Can Yoga Help Me Get Pregnant?

Infertility can be stressful, and practicing yoga can reduce cortisol (stress hormone) levels


Yoga, a tradition that originated in India thousands of years ago, has gained significant popularity over the past few decades as an integrative practice that focuses not only on stretching and toning muscles as a physical exercise for the body, but also as a way to exercise and improve mental and emotional well-being.

Interestingly, the benefits of yoga are now being studied in medicine as a possible way to treat a variety of diseases. Studies have suggested that yoga may be an effective treatment for conditions such as hypertension, diabetes and heart disease. So what about fertility?

One of the most common questions I hear as a fertility specialist is whether there is anything a couple can do themselves to help improve their chances of becoming pregnant. Can yoga improve the likelihood of achieving pregnancy in those struggling with infertility?

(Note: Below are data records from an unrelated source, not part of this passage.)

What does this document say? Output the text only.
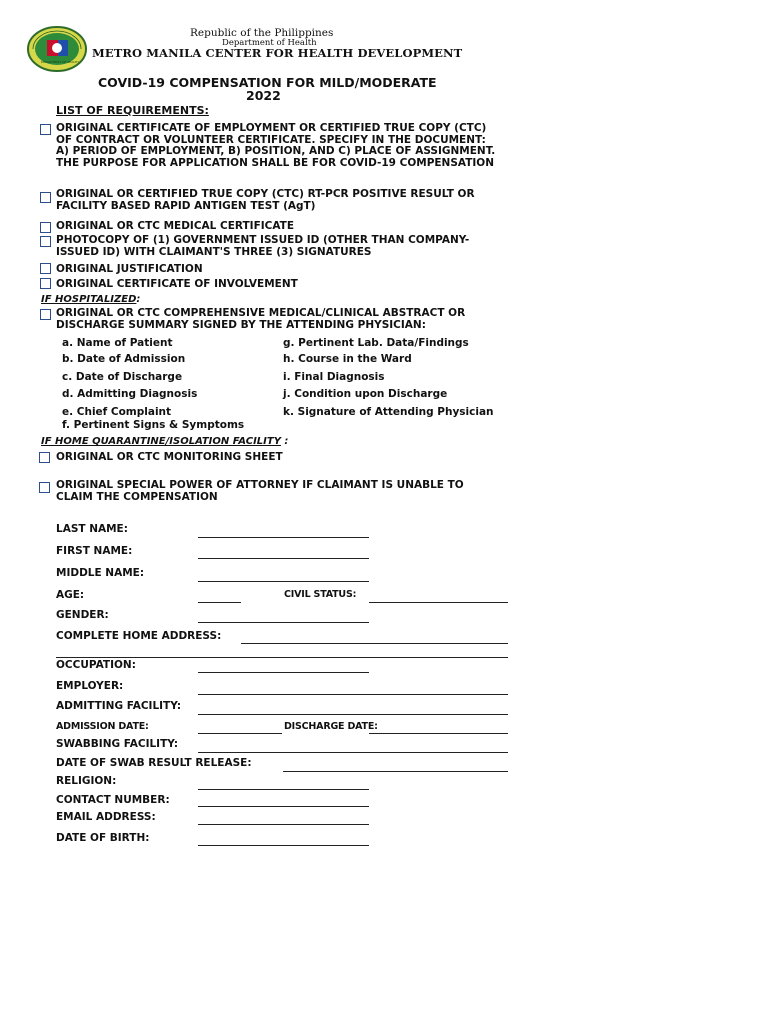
DEPARTMENT OF HEALTH
Republic of the Philippines
Department of Health
METRO MANILA CENTER FOR HEALTH DEVELOPMENT
COVID-19 COMPENSATION FOR MILD/MODERATE
2022
LIST OF REQUIREMENTS:
ORIGINAL CERTIFICATE OF EMPLOYMENT OR CERTIFIED TRUE COPY (CTC)
OF CONTRACT OR VOLUNTEER CERTIFICATE. SPECIFY IN THE DOCUMENT:
A) PERIOD OF EMPLOYMENT, B) POSITION, AND C) PLACE OF ASSIGNMENT.
THE PURPOSE FOR APPLICATION SHALL BE FOR COVID-19 COMPENSATION
ORIGINAL OR CERTIFIED TRUE COPY (CTC) RT-PCR POSITIVE RESULT OR
FACILITY BASED RAPID ANTIGEN TEST (AgT)
ORIGINAL OR CTC MEDICAL CERTIFICATE
PHOTOCOPY OF (1) GOVERNMENT ISSUED ID (OTHER THAN COMPANY-
ISSUED ID) WITH CLAIMANT'S THREE (3) SIGNATURES
ORIGINAL JUSTIFICATION
ORIGINAL CERTIFICATE OF INVOLVEMENT
IF HOSPITALIZED:
ORIGINAL OR CTC COMPREHENSIVE MEDICAL/CLINICAL ABSTRACT OR
DISCHARGE SUMMARY SIGNED BY THE ATTENDING PHYSICIAN:
a. Name of Patient
b. Date of Admission
c. Date of Discharge
d. Admitting Diagnosis
e. Chief Complaint
f. Pertinent Signs & Symptoms
g. Pertinent Lab. Data/Findings
h. Course in the Ward
i. Final Diagnosis
j. Condition upon Discharge
k. Signature of Attending Physician
IF HOME QUARANTINE/ISOLATION FACILITY :
ORIGINAL OR CTC MONITORING SHEET
ORIGINAL SPECIAL POWER OF ATTORNEY IF CLAIMANT IS UNABLE TO
CLAIM THE COMPENSATION
LAST NAME:
FIRST NAME:
MIDDLE NAME:
AGE:	CIVIL STATUS:
GENDER:
COMPLETE HOME ADDRESS:
OCCUPATION:
EMPLOYER:
ADMITTING FACILITY:
ADMISSION DATE:	DISCHARGE DATE:
SWABBING FACILITY:
DATE OF SWAB RESULT RELEASE:
RELIGION:
CONTACT NUMBER:
EMAIL ADDRESS:
DATE OF BIRTH:
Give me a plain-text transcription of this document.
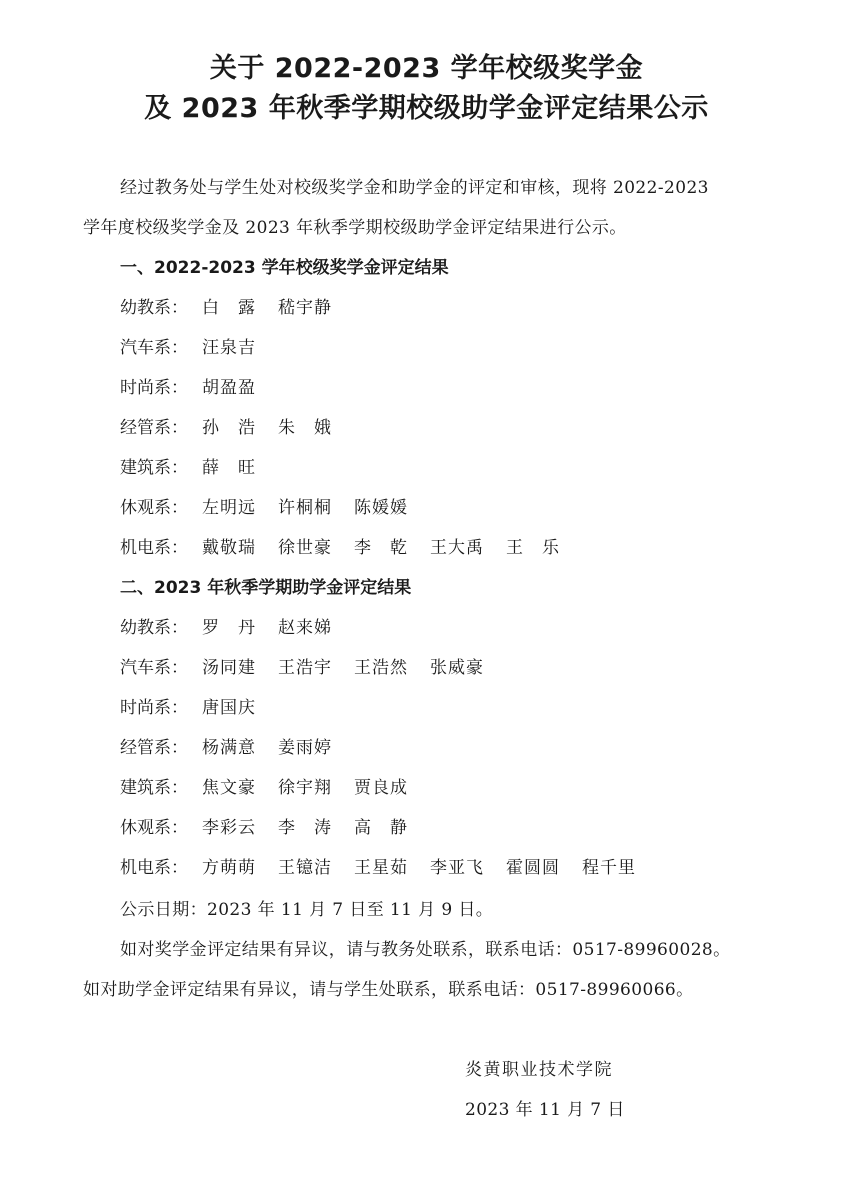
关于 2022-2023 学年校级奖学金
及 2023 年秋季学期校级助学金评定结果公示
经过教务处与学生处对校级奖学金和助学金的评定和审核，现将 2022-2023
学年度校级奖学金及 2023 年秋季学期校级助学金评定结果进行公示。
一、2022-2023 学年校级奖学金评定结果
幼教系： 白　露 嵇宇静
汽车系： 汪泉吉
时尚系： 胡盈盈
经管系： 孙　浩 朱　娥
建筑系： 薛　旺
休观系： 左明远 许桐桐 陈媛媛
机电系： 戴敬瑞 徐世豪 李　乾 王大禹 王　乐
二、2023 年秋季学期助学金评定结果
幼教系： 罗　丹 赵来娣
汽车系： 汤同建 王浩宇 王浩然 张威豪
时尚系： 唐国庆
经管系： 杨满意 姜雨婷
建筑系： 焦文豪 徐宇翔 贾良成
休观系： 李彩云 李　涛 高　静
机电系： 方萌萌 王镱洁 王星茹 李亚飞 霍圆圆 程千里
公示日期：2023 年 11 月 7 日至 11 月 9 日。
如对奖学金评定结果有异议，请与教务处联系，联系电话：0517-89960028。
如对助学金评定结果有异议，请与学生处联系，联系电话：0517-89960066。
炎黄职业技术学院
2023 年 11 月 7 日
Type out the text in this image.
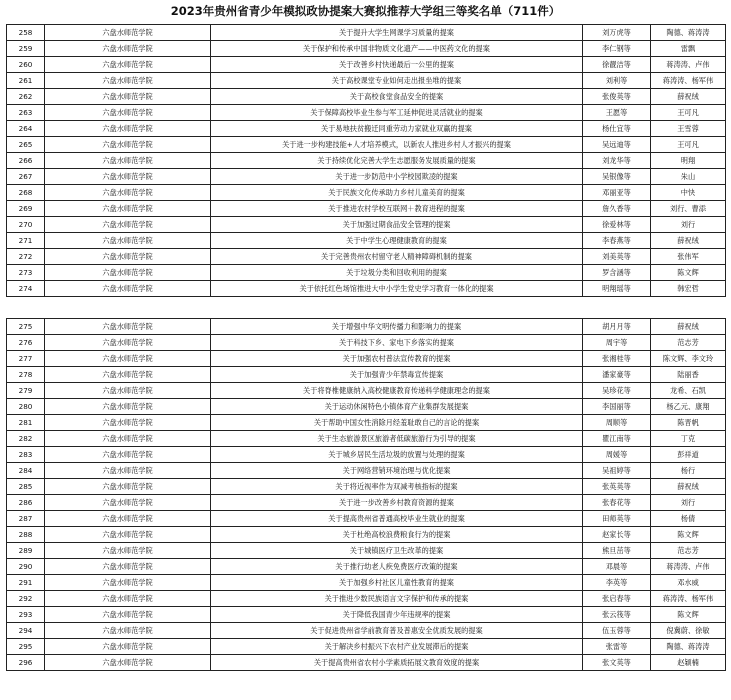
2023年贵州省青少年模拟政协提案大赛拟推荐大学组三等奖名单（711件）
258	六盘水师范学院	关于提升大学生网课学习质量的提案	刘万虎等	陶德、蒋涛涛
259	六盘水师范学院	关于保护和传承中国非物质文化遗产——中医药文化的提案	李仁钢等	雷飘
260	六盘水师范学院	关于改善乡村快递最后一公里的提案	徐靓洁等	蒋涛涛、卢伟
261	六盘水师范学院	关于高校课堂专业如何走出报坐堆的提案	刘利等	蒋涛涛、杨军伟
262	六盘水师范学院	关于高校食堂食品安全的提案	张俊英等	薛祝绒
263	六盘水师范学院	关于保障高校毕业生参与军工延伸促进灵活就业的提案	王愿等	王可凡
264	六盘水师范学院	关于易地扶贫搬迁同重劳动力家就业双赢的提案	杨仕宜等	王雪蓉
265	六盘水师范学院	关于进一步构建技能+人才培养模式，以新农人推进乡村人才振兴的提案	吴远迪等	王可凡
266	六盘水师范学院	关于持续优化完善大学生志愿服务发展质量的提案	刘龙华等	明翔
267	六盘水师范学院	关于进一步防范中小学校园欺凌的提案	吴银像等	朱山
268	六盘水师范学院	关于民族文化传承助力乡村儿童美育的提案	邓丽亚等	中快
269	六盘水师范学院	关于推进农村学校互联网＋教育进程的提案	詹久香等	刘行、曹添
270	六盘水师范学院	关于加强过期食品安全管理的提案	徐爱林等	刘行
271	六盘水师范学院	关于中学生心理健康教育的提案	李春燕等	薛祝绒
272	六盘水师范学院	关于完善贵州农村留守老人精神障碍机制的提案	刘美英等	张伟军
273	六盘水师范学院	关于垃圾分类和回收利用的提案	罗含涵等	陈文辉
274	六盘水师范学院	关于依托红色场馆推进大中小学生党史学习教育一体化的提案	明翔瑶等	韩宏哲
275	六盘水师范学院	关于增强中华文明传播力和影响力的提案	胡月月等	薛祝绒
276	六盘水师范学院	关于科技下乡、家电下乡落实的提案	周宇等	范志芳
277	六盘水师范学院	关于加强农村普法宣传教育的提案	张湘桂等	陈文辉、李文玲
278	六盘水师范学院	关于加强青少年禁毒宣传提案	潘家豪等	陆丽香
279	六盘水师范学院	关于将脊椎健康纳入高校健康教育传递科学健康理念的提案	吴珍花等	龙希、石凯
280	六盘水师范学院	关于运动休闲特色小镇体育产业集群发展提案	李国丽等	杨乙元、康翔
281	六盘水师范学院	关于帮助中国女性消除月经羞耻敢自己的言论的提案	周顺等	陈晋帆
282	六盘水师范学院	关于生态旅游景区旅游者低碳旅游行为引导的提案	瞿江南等	丁克
283	六盘水师范学院	关于城乡居民生活垃圾的放置与处理的提案	周媛等	彭祥道
284	六盘水师范学院	关于网络营销环境治理与优化提案	吴祖婷等	杨行
285	六盘水师范学院	关于将近视率作为双减考核指标的提案	张英英等	薛祝绒
286	六盘水师范学院	关于进一步改善乡村教育资源的提案	张春花等	刘行
287	六盘水师范学院	关于提高贵州省普通高校毕业生就业的提案	田师英等	杨倩
288	六盘水师范学院	关于杜绝高校浪费粮食行为的提案	赵家长等	陈文辉
289	六盘水师范学院	关于城镇医疗卫生改革的提案	熊旦茁等	范志芳
290	六盘水师范学院	关于推行幼老人疾免费医疗改策的提案	邓晨等	蒋涛涛、卢伟
291	六盘水师范学院	关于加强乡村社区儿童性教育的提案	李英等	邓水威
292	六盘水师范学院	关于推进少数民族语言文字保护和传承的提案	张启春等	蒋涛涛、杨军伟
293	六盘水师范学院	关于降低我国青少年违规率的提案	张云筏等	陈文辉
294	六盘水师范学院	关于促进贵州省学前教育普及普惠安全优质发展的提案	伍玉蓉等	倪冀蔚、徐敏
295	六盘水师范学院	关于解决乡村振兴下农村产业发展滞后的提案	张雷等	陶德、蒋涛涛
296	六盘水师范学院	关于提高贵州省农村小学素质拓展文教育效度的提案	张文英等	赵颖楠
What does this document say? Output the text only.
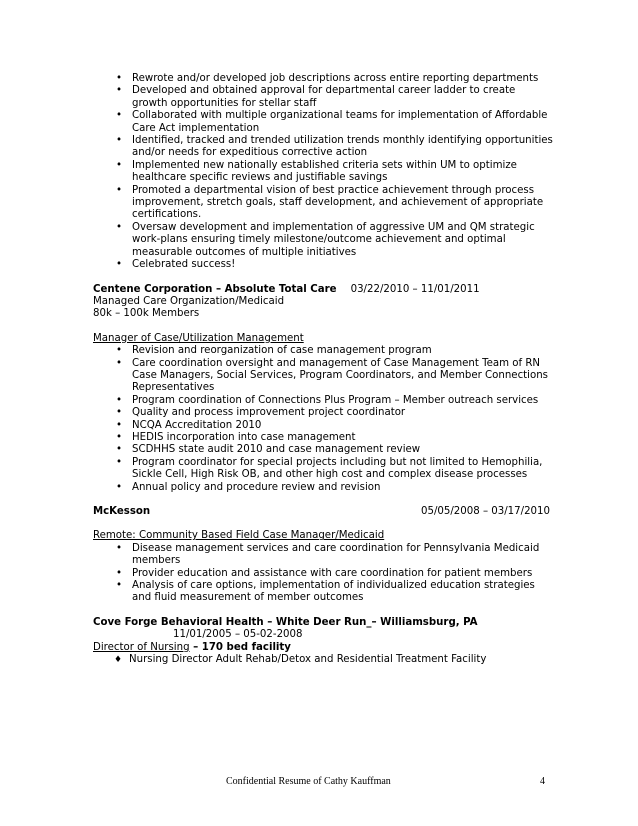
• Rewrote and/or developed job descriptions across entire reporting departments
• Developed and obtained approval for departmental career ladder to create growth opportunities for stellar staff
• Collaborated with multiple organizational teams for implementation of Affordable Care Act implementation
• Identified, tracked and trended utilization trends monthly identifying opportunities and/or needs for expeditious corrective action
• Implemented new nationally established criteria sets within UM to optimize healthcare specific reviews and justifiable savings
• Promoted a departmental vision of best practice achievement through process improvement, stretch goals, staff development, and achievement of appropriate certifications.
• Oversaw development and implementation of aggressive UM and QM strategic work-plans ensuring timely milestone/outcome achievement and optimal measurable outcomes of multiple initiatives
• Celebrated success!
Centene Corporation – Absolute Total Care	03/22/2010 – 11/01/2011
Managed Care Organization/Medicaid
80k – 100k Members
Manager of Case/Utilization Management
• Revision and reorganization of case management program
• Care coordination oversight and management of Case Management Team of RN Case Managers, Social Services, Program Coordinators, and Member Connections Representatives
• Program coordination of Connections Plus Program – Member outreach services
• Quality and process improvement project coordinator
• NCQA Accreditation 2010
• HEDIS incorporation into case management
• SCDHHS state audit 2010 and case management review
• Program coordinator for special projects including but not limited to Hemophilia, Sickle Cell, High Risk OB, and other high cost and complex disease processes
• Annual policy and procedure review and revision
McKesson	05/05/2008 – 03/17/2010
Remote: Community Based Field Case Manager/Medicaid
• Disease management services and care coordination for Pennsylvania Medicaid members
• Provider education and assistance with care coordination for patient members
• Analysis of care options, implementation of individualized education strategies and fluid measurement of member outcomes
Cove Forge Behavioral Health – White Deer Run_– Williamsburg, PA
11/01/2005 – 05-02-2008
Director of Nursing – 170 bed facility
♦ Nursing Director Adult Rehab/Detox and Residential Treatment Facility
Confidential Resume of Cathy Kauffman	4
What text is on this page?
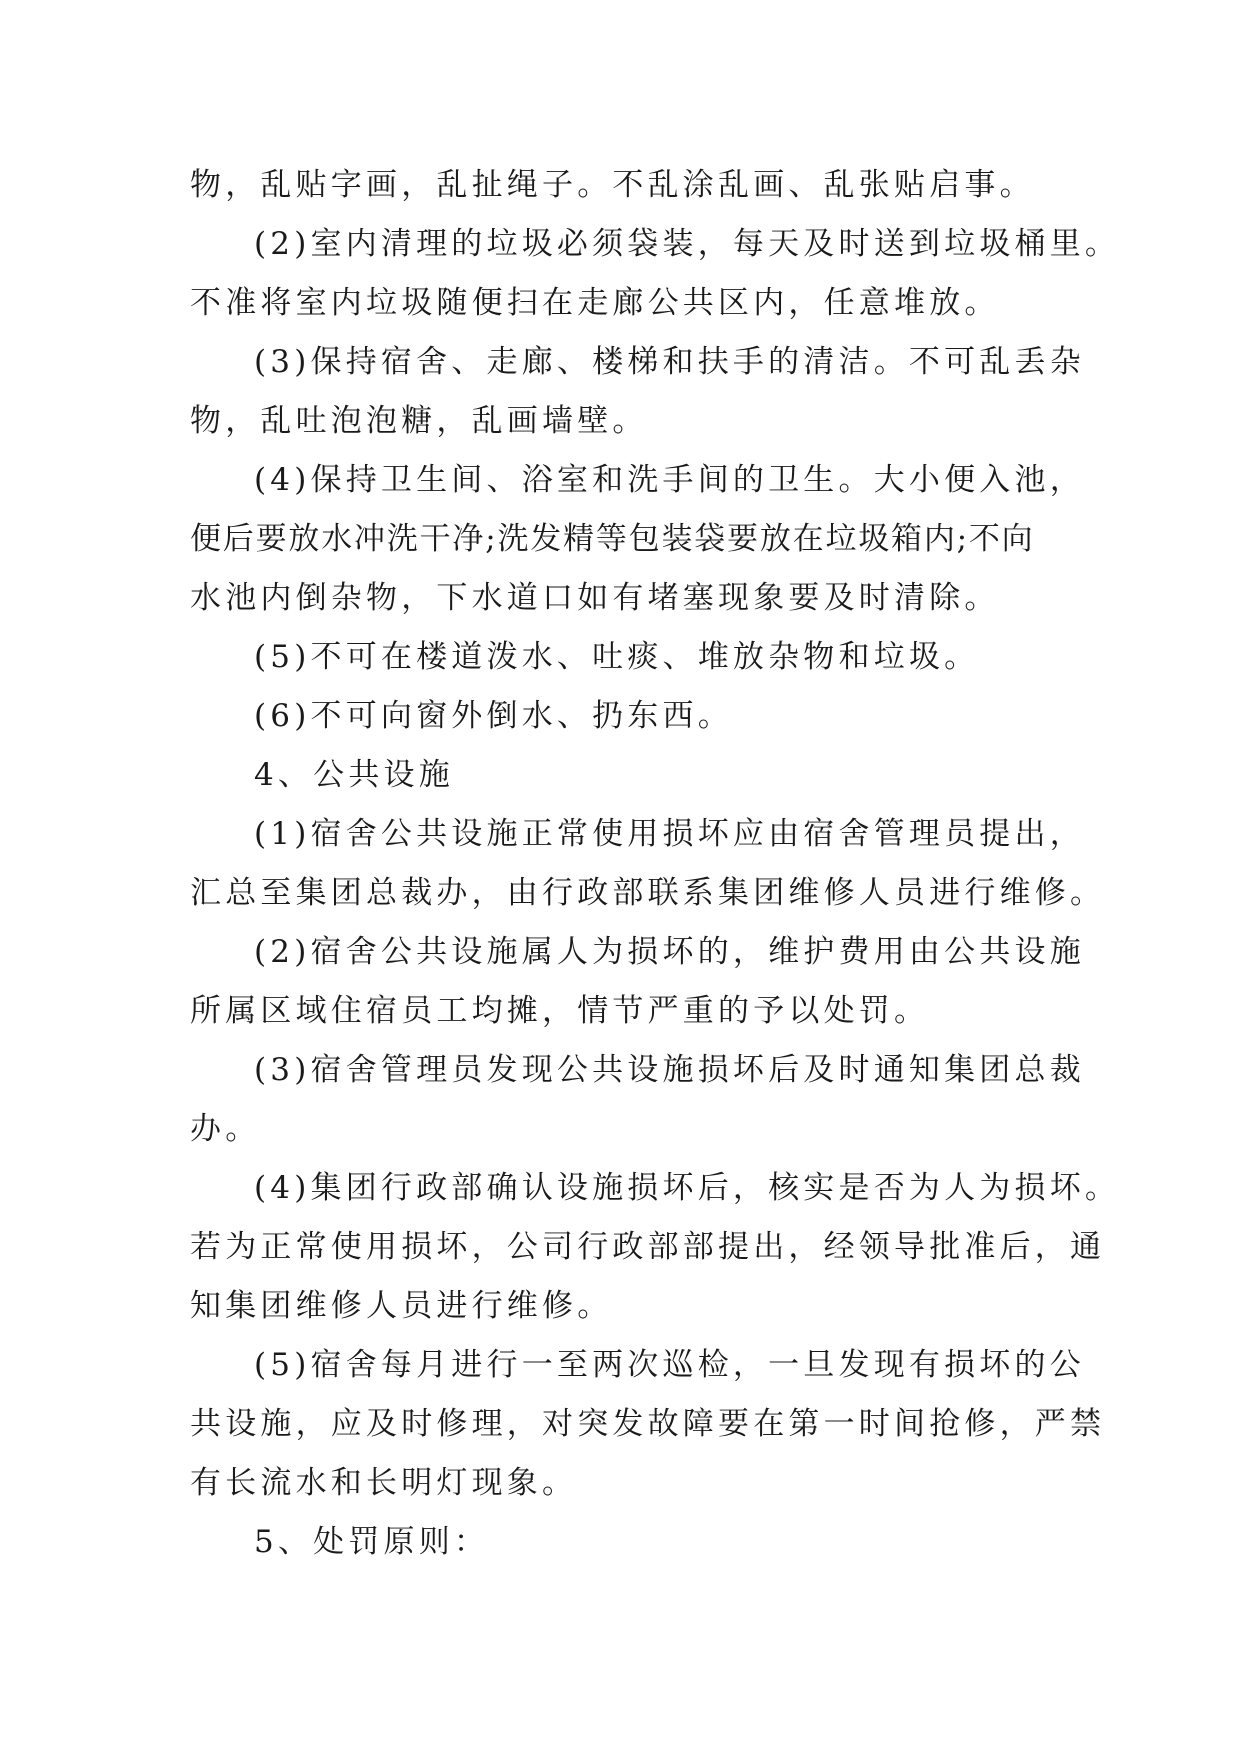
物，乱贴字画，乱扯绳子。不乱涂乱画、乱张贴启事。
(2)室内清理的垃圾必须袋装，每天及时送到垃圾桶里。
不准将室内垃圾随便扫在走廊公共区内，任意堆放。
(3)保持宿舍、走廊、楼梯和扶手的清洁。不可乱丢杂
物，乱吐泡泡糖，乱画墙壁。
(4)保持卫生间、浴室和洗手间的卫生。大小便入池，
便后要放水冲洗干净;洗发精等包装袋要放在垃圾箱内;不向
水池内倒杂物，下水道口如有堵塞现象要及时清除。
(5)不可在楼道泼水、吐痰、堆放杂物和垃圾。
(6)不可向窗外倒水、扔东西。
4、公共设施
(1)宿舍公共设施正常使用损坏应由宿舍管理员提出，
汇总至集团总裁办，由行政部联系集团维修人员进行维修。
(2)宿舍公共设施属人为损坏的，维护费用由公共设施
所属区域住宿员工均摊，情节严重的予以处罚。
(3)宿舍管理员发现公共设施损坏后及时通知集团总裁
办。
(4)集团行政部确认设施损坏后，核实是否为人为损坏。
若为正常使用损坏，公司行政部部提出，经领导批准后，通
知集团维修人员进行维修。
(5)宿舍每月进行一至两次巡检，一旦发现有损坏的公
共设施，应及时修理，对突发故障要在第一时间抢修，严禁
有长流水和长明灯现象。
5、处罚原则：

Unfortunately, the practice of yoga and how effective it is at helping couples achieve pregnancy has not been well studied to date. However, one thing we do know with more certainty is how stressful the diagnosis and treatment of infertility can be for a couple. Research has demonstrated that women who suffer from infertility find this condition as stressful as those with a new diagnosis of cancer. Furthermore, infertility ranks just behind death of a loved one and divorce with respect to the level of stress it causes.

Infertility treatment and stress

One of the most interesting studies to me, and one that really drove home just how disruptive infertility treatment can be in peoples’ lives, is a survey done in Sweden, a country where three cycles of in vitro fertilization (IVF) are generally covered by insurance. Couples who did not get pregnant after the first IVF cycle and who chose not to pursue another cycle of IVF were asked why they decided not to continue treatment. Surprisingly, one of the most common answers given was the psychological burden associated with fertility treatment.

This is where I think yoga can play a critical role in fertility therapy. Although yoga as an effective treatment for infertility has not been well studied, yoga has been shown to reduce stress and anxiety.

Studies suggest that the regular practice of yoga is effective at attenuating the stress response by altering the chemical cascade in our bodies that typically occurs when we are exposed to physical or psychological stressors. Yoga has been shown to lower levels of cortisol, a hormone released during stressful situations. Increasingly, incorporation of more holistic approaches to fertility treatment to reduce the associated stress and anxiety are being evaluated and shown to be beneficial.

A study out of Boston compared infertility patients who participated in a mind-body program (which included relaxation training and yoga) to those who did not, and showed that the women who participated in the mind-body program had higher pregnancy rates. Thus, I think that integrating yoga as a complement to more traditional medical fertility therapy can certainly be of great value.